Divertente e commerciale come tutti gli action movie, "Legend of the Fist: The Return of Chen Zhen", ha tutte le carte in regola per essere confrontato con le pellicole a cui si ispira, senza risultarne sconfitto.
Le scelte stilistiche, e di genere del regista si manifestano sin dai primi fotogrammi, quando il protagonista, Chen Zhen, interpretato dal divo cinese Donnie Yen, ("Seven Swords", "Hero"), solo contro un esercito di soldati nazisti armati di fucili d’assalto e mitragliatrici, salva i suoi compatrioti da un’imboscata, con l’unico aiuto di due pugnali, e un sapiente utilizzo delle arti marziali.
La velocità, il ritmo, il brio così gradito agli appassionati del genere, portano subito la storia ad un livello elevato senza bisogno di alcun riscaldamento. L’ambientazione cronologica, così come la conoscenza dei personaggi si sviluppano per tutta la pellicola con colpi di scena e atti eroici, accompagnati da un frontale, un circolare all’indietro e un butterfly kick, che si liberano nell’aria come fossero le note di una colonna sonora.
Il regista da molto peso alle musiche così come ai semplici rumori, anche insignificanti, (ad esempio: lo schioccare delle nocche di una mano), per dare enfasi alla drammaticità delle scene, e usa sapientemente la tecnica dello slow motion per sottolineare l’armonia e la forza delle spettacolari figure di kung fu, senza tralasciare le situazioni comiche e i dialoghi importanti, che nel complesso rendono il film piacevolmente scorrevole.
Si nota l’influenza del Cinema hollywodiano, cui Lau rende omaggio con la grandiosità delle scene e lo sfarzo di lustrini e paillettes, tipici del glamour degli anni ruggenti negli USA, senza però dimenticare il proprio amor nazionalista, descrivendo con precisione l’orgoglio del popolo cinese e la sua determinazione nella caccia agli invasori.
Occupandosi anche della direzione della fotografia, Andrew Lau, non lascia niente al caso, regalando delle immagini eloquenti, incisive, e di grande impatto, nonostante gli esterni siano girati in teatri di posa.

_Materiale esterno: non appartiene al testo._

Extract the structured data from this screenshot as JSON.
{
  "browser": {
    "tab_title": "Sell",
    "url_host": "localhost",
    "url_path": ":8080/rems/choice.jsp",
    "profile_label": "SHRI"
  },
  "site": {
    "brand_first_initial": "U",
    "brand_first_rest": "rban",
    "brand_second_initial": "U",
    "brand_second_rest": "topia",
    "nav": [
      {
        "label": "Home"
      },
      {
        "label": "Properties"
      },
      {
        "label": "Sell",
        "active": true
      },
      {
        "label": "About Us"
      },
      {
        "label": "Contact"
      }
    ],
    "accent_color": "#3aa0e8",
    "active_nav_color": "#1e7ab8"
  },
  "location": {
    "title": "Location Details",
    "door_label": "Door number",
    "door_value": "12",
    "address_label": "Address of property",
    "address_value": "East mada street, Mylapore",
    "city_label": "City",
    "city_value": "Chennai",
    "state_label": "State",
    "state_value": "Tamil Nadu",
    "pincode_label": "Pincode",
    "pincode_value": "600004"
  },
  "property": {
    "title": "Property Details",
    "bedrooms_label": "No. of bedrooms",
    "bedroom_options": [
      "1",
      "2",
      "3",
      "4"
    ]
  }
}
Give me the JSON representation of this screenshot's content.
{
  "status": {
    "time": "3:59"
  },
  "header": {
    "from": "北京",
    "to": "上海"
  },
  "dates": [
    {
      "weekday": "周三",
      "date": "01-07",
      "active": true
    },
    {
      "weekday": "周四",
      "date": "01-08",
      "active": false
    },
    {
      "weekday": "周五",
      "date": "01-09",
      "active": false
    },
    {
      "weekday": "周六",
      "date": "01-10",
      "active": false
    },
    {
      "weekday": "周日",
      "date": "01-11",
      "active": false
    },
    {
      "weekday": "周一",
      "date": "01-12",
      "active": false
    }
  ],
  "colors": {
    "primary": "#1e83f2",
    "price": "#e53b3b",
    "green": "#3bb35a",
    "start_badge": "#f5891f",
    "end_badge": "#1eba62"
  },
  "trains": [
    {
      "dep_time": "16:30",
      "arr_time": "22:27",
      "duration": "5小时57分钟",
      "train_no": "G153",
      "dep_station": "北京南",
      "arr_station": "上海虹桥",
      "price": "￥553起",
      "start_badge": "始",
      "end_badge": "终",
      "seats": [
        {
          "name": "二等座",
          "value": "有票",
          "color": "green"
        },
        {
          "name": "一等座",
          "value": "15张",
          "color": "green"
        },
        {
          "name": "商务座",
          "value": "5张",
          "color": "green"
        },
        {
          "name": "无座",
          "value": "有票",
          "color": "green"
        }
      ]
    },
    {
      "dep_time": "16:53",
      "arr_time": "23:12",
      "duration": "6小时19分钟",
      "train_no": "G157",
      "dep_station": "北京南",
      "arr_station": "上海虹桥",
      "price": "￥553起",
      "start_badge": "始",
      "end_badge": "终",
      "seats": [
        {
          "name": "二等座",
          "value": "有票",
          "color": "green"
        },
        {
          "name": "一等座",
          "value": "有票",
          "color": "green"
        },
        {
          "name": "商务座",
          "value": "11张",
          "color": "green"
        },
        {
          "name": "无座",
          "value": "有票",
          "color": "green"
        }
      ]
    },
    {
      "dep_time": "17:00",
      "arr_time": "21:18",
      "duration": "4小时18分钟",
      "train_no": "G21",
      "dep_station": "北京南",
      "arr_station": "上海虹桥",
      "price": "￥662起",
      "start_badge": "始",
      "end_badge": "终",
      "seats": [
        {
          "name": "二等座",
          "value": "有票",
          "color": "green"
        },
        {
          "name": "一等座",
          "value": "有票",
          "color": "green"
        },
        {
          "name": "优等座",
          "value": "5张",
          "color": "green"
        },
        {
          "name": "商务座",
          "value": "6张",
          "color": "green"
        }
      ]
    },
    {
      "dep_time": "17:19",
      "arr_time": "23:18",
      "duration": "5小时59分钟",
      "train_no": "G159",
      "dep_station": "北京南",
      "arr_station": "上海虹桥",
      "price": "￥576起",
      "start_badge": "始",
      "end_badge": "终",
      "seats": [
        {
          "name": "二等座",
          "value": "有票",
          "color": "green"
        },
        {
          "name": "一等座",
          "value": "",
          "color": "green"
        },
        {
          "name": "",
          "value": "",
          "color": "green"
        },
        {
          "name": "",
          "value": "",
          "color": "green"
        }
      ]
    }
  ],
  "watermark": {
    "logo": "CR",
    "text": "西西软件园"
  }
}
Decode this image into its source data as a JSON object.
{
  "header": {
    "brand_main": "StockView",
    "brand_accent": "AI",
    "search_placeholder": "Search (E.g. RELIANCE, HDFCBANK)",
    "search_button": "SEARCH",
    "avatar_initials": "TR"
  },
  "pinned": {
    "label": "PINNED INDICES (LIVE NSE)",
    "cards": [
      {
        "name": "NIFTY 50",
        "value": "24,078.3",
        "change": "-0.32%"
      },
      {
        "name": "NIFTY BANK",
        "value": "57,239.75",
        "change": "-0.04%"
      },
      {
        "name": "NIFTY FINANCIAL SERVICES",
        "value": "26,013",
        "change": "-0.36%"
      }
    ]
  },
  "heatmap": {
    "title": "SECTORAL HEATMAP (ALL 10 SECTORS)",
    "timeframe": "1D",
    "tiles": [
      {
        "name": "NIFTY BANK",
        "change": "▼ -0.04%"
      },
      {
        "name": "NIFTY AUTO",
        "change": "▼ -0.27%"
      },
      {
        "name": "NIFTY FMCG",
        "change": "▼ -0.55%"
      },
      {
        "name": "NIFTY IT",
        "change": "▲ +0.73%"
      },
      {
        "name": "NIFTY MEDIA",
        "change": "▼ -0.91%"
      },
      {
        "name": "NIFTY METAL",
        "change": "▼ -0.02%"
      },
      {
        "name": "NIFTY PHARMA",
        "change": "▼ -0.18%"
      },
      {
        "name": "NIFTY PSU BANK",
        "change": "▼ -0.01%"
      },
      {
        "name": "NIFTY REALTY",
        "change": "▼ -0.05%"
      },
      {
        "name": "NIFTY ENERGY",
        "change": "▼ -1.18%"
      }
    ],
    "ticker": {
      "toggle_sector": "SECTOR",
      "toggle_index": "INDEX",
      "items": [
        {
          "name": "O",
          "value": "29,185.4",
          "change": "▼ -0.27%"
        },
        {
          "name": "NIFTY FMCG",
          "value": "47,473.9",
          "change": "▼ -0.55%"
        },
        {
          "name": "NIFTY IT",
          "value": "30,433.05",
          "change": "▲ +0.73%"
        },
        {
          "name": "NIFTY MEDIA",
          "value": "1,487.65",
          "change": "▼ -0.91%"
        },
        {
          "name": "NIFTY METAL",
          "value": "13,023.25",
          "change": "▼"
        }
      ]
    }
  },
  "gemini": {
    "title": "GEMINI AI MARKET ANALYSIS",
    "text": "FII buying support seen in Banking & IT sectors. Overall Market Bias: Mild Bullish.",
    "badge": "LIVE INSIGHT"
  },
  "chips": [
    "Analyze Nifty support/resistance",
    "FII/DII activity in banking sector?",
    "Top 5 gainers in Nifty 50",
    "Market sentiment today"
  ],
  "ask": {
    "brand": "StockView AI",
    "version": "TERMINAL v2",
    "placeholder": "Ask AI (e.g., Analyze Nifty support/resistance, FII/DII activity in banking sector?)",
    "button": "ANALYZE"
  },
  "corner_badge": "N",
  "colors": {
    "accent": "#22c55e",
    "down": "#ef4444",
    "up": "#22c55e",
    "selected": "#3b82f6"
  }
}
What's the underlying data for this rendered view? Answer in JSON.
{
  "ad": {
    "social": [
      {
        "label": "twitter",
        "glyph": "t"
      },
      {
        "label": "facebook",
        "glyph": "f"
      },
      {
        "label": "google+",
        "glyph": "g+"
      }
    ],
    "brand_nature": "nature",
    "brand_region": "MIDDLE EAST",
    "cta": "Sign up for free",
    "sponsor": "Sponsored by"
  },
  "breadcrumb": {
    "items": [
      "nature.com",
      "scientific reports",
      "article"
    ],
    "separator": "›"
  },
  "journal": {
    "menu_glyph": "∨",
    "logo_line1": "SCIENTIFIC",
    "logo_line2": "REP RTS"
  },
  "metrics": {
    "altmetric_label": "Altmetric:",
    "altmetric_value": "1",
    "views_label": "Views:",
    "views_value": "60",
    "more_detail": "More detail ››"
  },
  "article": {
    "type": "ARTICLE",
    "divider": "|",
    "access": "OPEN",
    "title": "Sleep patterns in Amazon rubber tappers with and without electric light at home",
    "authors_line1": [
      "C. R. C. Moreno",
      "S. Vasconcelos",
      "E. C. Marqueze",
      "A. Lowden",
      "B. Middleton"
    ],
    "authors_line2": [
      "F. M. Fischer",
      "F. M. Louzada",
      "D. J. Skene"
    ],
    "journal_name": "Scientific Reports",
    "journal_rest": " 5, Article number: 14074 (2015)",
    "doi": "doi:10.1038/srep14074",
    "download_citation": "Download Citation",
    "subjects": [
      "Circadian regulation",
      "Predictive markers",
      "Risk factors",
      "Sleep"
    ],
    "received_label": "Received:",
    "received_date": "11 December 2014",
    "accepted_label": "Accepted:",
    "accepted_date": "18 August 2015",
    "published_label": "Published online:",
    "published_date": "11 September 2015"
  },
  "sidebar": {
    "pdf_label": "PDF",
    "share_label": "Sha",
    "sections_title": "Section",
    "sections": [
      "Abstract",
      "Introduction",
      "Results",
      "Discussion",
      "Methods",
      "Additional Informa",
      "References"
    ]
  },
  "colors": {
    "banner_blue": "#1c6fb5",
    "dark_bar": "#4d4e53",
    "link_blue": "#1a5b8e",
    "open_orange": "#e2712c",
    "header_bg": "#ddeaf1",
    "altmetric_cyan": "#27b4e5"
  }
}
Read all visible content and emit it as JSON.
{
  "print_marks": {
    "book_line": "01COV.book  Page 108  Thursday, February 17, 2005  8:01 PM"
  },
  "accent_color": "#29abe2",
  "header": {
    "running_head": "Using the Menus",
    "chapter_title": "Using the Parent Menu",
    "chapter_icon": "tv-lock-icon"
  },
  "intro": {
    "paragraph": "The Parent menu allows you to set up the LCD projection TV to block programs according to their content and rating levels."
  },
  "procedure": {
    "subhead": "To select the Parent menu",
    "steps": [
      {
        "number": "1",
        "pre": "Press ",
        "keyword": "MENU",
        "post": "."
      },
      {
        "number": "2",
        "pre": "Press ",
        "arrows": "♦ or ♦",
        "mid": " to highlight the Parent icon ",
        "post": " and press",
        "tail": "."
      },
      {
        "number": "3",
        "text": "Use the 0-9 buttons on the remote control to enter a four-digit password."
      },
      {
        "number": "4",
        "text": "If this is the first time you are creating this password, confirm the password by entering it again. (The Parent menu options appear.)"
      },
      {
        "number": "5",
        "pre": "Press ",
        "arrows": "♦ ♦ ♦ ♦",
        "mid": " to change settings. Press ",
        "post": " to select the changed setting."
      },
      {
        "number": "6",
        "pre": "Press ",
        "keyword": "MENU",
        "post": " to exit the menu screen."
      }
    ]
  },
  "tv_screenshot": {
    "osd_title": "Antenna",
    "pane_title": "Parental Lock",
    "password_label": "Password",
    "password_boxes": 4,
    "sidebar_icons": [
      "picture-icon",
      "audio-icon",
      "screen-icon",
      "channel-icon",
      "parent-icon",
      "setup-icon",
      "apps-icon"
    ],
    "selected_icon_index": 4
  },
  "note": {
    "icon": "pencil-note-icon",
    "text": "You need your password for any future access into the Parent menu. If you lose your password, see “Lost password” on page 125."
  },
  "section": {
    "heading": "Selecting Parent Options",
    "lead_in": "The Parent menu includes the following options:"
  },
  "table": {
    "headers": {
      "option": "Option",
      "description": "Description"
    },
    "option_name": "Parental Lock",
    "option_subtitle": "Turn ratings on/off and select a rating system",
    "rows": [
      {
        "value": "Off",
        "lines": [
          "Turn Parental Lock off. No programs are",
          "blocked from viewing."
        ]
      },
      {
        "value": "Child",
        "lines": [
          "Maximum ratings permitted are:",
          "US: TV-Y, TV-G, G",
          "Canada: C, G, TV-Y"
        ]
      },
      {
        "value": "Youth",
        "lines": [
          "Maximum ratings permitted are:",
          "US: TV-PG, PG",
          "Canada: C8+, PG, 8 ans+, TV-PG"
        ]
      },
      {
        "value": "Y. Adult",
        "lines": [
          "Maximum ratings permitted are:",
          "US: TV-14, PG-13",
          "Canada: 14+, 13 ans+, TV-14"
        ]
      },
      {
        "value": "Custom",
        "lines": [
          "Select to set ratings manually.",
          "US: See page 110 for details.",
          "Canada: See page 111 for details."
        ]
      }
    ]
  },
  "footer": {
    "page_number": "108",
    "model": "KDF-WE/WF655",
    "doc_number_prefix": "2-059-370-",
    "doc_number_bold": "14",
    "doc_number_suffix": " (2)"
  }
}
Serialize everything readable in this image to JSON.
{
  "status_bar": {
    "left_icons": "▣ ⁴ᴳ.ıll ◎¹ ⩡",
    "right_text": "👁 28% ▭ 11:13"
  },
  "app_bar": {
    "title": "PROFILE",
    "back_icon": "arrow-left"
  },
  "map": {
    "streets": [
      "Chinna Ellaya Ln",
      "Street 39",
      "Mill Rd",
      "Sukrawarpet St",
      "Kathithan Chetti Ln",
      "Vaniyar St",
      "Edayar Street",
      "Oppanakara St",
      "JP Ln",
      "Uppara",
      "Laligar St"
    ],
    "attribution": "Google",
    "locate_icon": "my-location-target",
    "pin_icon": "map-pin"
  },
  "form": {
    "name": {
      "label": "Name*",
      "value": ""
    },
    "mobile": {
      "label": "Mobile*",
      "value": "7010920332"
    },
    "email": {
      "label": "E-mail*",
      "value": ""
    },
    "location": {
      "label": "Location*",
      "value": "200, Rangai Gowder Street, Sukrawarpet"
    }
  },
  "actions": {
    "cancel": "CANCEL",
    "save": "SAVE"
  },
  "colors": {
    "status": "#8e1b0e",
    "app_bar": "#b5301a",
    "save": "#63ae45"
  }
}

L’alternanza della desaturazione con l’ipersaturazione, anche nello stesso fotogramma, scandiscono emozioni e stati d’animo.
Nel complesso il film è divertente e adrenalinico, così come dovrebbe essere, anche se, bisogna dirlo, infastidiscono alcune lacune nel filo narrativo e l’interpretazione della protagonista femminile, l’attrice cinese Qi Shu ("New York I love You", "So Close"), che sembra insistere troppo su una sola espressione facciale: quella di chi ha bevuto troppo.
La frase: "Chi non cambia mai, verrà sconfitto".